Oleh karena itu, mengelola arus kas (cash flow) menjadi krusial untuk memastikan pemasukan dan pengeluaran tetap berada dalam keseimbangan ideal selama periode Lebaran. Perencanaan keuangan yang matang memungkinkan masyarakat menikmati momen kebersamaan tanpa dihantui kekhawatiran akan kondisi dompet mereka.
Langkah fundamental yang harus dilakukan sebelum hari raya tiba adalah menyusun daftar prioritas pengeluaran secara rinci. Prioritas ini mencakup kebutuhan primer seperti bahan pokok, pakaian baru, biaya transportasi mudik, hingga alokasi dana untuk THR keluarga besar.
Menyusun prioritas ini berfungsi sebagai benteng pertahanan terhadap pembelian impulsif, yaitu pengeluaran yang hanya didorong oleh keinginan sesaat dan bukan kebutuhan mendesak. Dengan demikian, alokasi dana dapat diatur secara lebih terencana, menjaga cash flow tetap terkontrol dan stabilitas keuangan lebih terjamin.

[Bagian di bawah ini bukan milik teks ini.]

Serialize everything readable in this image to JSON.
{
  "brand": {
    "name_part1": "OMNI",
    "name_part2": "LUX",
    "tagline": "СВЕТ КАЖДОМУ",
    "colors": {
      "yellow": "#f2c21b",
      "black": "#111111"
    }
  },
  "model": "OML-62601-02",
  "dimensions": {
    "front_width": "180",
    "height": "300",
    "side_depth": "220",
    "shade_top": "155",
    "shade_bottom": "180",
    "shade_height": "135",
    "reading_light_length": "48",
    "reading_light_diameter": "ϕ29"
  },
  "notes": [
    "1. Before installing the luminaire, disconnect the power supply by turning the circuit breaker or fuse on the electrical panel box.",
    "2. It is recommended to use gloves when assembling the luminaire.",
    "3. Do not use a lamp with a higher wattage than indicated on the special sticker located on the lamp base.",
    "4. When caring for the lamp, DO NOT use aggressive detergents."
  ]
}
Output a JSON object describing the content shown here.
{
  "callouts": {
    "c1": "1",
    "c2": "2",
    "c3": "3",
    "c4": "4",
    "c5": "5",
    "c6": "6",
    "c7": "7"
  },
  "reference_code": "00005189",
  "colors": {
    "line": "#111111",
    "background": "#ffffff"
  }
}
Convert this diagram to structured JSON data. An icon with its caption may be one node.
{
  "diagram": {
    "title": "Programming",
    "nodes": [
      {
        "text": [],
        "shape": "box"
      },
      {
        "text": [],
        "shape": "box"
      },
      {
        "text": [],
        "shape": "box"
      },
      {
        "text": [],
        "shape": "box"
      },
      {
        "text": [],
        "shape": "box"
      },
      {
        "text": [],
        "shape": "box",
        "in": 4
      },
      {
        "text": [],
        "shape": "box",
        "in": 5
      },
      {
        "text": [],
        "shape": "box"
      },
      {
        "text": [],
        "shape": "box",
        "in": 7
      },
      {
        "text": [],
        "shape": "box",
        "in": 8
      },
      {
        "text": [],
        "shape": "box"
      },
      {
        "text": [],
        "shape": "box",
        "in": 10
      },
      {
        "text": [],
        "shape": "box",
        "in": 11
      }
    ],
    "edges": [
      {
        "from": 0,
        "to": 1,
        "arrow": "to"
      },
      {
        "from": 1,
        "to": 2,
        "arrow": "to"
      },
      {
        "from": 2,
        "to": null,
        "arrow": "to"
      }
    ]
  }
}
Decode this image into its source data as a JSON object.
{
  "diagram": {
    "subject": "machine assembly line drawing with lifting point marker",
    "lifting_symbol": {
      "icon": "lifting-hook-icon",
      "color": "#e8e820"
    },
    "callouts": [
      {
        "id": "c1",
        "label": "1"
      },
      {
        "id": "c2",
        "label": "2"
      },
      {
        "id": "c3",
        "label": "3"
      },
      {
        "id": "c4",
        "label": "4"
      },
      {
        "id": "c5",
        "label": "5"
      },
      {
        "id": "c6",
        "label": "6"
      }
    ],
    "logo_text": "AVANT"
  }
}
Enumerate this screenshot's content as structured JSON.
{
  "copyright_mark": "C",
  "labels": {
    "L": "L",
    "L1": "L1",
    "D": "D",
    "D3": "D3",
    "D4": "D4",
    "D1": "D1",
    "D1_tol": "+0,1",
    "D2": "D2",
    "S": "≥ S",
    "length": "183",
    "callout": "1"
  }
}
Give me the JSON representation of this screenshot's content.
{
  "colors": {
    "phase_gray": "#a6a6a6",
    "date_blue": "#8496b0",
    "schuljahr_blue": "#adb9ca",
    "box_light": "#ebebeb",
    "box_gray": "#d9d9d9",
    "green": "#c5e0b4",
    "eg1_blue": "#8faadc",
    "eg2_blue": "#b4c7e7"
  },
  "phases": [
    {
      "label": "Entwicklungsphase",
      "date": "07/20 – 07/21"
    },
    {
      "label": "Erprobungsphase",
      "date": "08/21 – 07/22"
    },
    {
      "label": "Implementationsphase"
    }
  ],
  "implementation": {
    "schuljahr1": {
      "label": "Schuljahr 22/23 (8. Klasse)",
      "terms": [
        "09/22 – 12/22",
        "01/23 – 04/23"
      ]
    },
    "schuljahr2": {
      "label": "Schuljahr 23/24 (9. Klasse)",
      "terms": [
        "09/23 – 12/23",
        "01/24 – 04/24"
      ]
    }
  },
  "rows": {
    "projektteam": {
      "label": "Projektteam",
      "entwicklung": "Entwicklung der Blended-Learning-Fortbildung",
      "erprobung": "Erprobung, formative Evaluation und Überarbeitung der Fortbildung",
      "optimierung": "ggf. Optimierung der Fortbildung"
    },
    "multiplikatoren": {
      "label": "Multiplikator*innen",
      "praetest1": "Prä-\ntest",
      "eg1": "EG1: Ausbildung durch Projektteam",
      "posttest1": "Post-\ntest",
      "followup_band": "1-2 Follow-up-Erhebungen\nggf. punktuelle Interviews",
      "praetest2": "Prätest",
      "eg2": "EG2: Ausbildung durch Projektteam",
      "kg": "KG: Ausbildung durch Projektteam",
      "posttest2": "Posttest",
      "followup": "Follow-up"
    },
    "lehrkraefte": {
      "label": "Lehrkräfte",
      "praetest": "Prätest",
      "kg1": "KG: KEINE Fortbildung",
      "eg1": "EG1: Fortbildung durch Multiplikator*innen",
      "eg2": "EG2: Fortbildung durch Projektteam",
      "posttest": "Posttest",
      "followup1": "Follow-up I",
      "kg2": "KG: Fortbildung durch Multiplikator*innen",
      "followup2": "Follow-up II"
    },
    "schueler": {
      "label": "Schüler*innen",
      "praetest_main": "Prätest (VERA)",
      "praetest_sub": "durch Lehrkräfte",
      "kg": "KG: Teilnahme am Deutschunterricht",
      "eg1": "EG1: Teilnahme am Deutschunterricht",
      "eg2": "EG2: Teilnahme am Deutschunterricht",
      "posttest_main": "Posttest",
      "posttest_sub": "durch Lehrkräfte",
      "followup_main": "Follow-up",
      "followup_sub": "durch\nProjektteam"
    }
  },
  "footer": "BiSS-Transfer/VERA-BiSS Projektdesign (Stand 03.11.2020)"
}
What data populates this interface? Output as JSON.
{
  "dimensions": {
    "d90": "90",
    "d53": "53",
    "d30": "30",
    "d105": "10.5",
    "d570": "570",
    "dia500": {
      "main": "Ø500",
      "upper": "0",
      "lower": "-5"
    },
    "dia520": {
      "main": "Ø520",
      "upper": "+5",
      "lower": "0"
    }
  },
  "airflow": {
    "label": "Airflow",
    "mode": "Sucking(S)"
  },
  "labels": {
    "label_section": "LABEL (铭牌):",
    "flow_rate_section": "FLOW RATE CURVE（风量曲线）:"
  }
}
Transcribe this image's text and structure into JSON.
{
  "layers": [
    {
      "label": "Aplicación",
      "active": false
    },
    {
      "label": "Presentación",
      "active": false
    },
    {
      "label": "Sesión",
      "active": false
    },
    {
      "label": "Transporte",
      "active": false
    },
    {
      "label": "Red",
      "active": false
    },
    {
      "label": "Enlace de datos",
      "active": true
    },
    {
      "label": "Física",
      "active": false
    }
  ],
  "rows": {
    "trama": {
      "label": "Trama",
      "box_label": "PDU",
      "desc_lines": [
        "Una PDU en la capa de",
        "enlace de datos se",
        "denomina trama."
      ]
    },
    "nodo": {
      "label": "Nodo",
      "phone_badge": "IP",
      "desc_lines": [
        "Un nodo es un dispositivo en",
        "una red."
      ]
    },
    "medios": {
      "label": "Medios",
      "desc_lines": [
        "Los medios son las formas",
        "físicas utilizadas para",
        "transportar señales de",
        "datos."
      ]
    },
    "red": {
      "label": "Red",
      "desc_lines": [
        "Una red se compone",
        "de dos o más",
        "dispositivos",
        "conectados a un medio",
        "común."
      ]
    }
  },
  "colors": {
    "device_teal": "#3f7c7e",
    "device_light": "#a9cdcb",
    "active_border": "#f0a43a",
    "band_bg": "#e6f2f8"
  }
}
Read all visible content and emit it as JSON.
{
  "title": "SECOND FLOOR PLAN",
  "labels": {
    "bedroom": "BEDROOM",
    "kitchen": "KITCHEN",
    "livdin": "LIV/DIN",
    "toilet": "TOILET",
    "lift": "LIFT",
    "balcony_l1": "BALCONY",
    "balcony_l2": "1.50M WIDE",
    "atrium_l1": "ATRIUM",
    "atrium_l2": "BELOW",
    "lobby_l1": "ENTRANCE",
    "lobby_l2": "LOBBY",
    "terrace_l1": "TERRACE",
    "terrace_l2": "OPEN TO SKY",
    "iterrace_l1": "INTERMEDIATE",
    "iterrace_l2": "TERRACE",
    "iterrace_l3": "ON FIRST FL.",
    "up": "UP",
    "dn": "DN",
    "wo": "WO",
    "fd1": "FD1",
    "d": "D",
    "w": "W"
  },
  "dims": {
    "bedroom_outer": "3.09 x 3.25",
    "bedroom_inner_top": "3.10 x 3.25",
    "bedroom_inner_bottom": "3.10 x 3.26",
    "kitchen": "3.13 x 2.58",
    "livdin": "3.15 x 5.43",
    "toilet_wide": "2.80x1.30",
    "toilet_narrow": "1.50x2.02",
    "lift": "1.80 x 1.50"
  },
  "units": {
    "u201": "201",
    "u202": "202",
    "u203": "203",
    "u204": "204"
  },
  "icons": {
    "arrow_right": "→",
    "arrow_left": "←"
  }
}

Selanjutnya, menetapkan anggaran khusus untuk seluruh pos pengeluaran Lebaran merupakan strategi penting dalam pengelolaan arus kas. Anggaran ini harus mencakup semua item, mulai dari belanja makanan, bingkisan (hampers), hingga biaya perjalanan mudik dan pembagian THR.
Anggaran yang dibuat harus realistis dan disesuaikan sepenuhnya dengan kapasitas keuangan pribadi, agar tidak menimbulkan gangguan pada kebutuhan finansial pasca-Lebaran. Adanya batasan ini memudahkan pemantauan pengeluaran secara berkala untuk memastikan semuanya sesuai rencana awal.
THR yang diterima seringkali menjadi suntikan dana temporer yang besar menjelang Lebaran, namun harus dimanfaatkan dengan bijak agar tidak cepat habis tergerus kebutuhan mendadak. Penting sekali mengalokasikan dana THR ini ke dalam beberapa pos pengeluaran yang telah ditentukan.
"Memanfaatkan THR secara bijak dengan mengalokasikannya ke dalam beberapa pos pengeluaran, misalnya sebagian untuk kebutuhan Lebaran dan sebagian disimpan sebagai tabungan atau dana darurat," demikian salah satu saran untuk menjaga keseimbangan arus kas agar tidak hanya bergantung pada gaji bulanan.
Menjelang perayaan, godaan belanja meningkat drastis berkat berbagai diskon dan promo menarik yang ditawarkan berbagai toko dan platform daring. Pengeluaran yang tidak terkontrol akibat pembelian barang yang tidak esensial dapat meningkatkan beban finansial secara signifikan.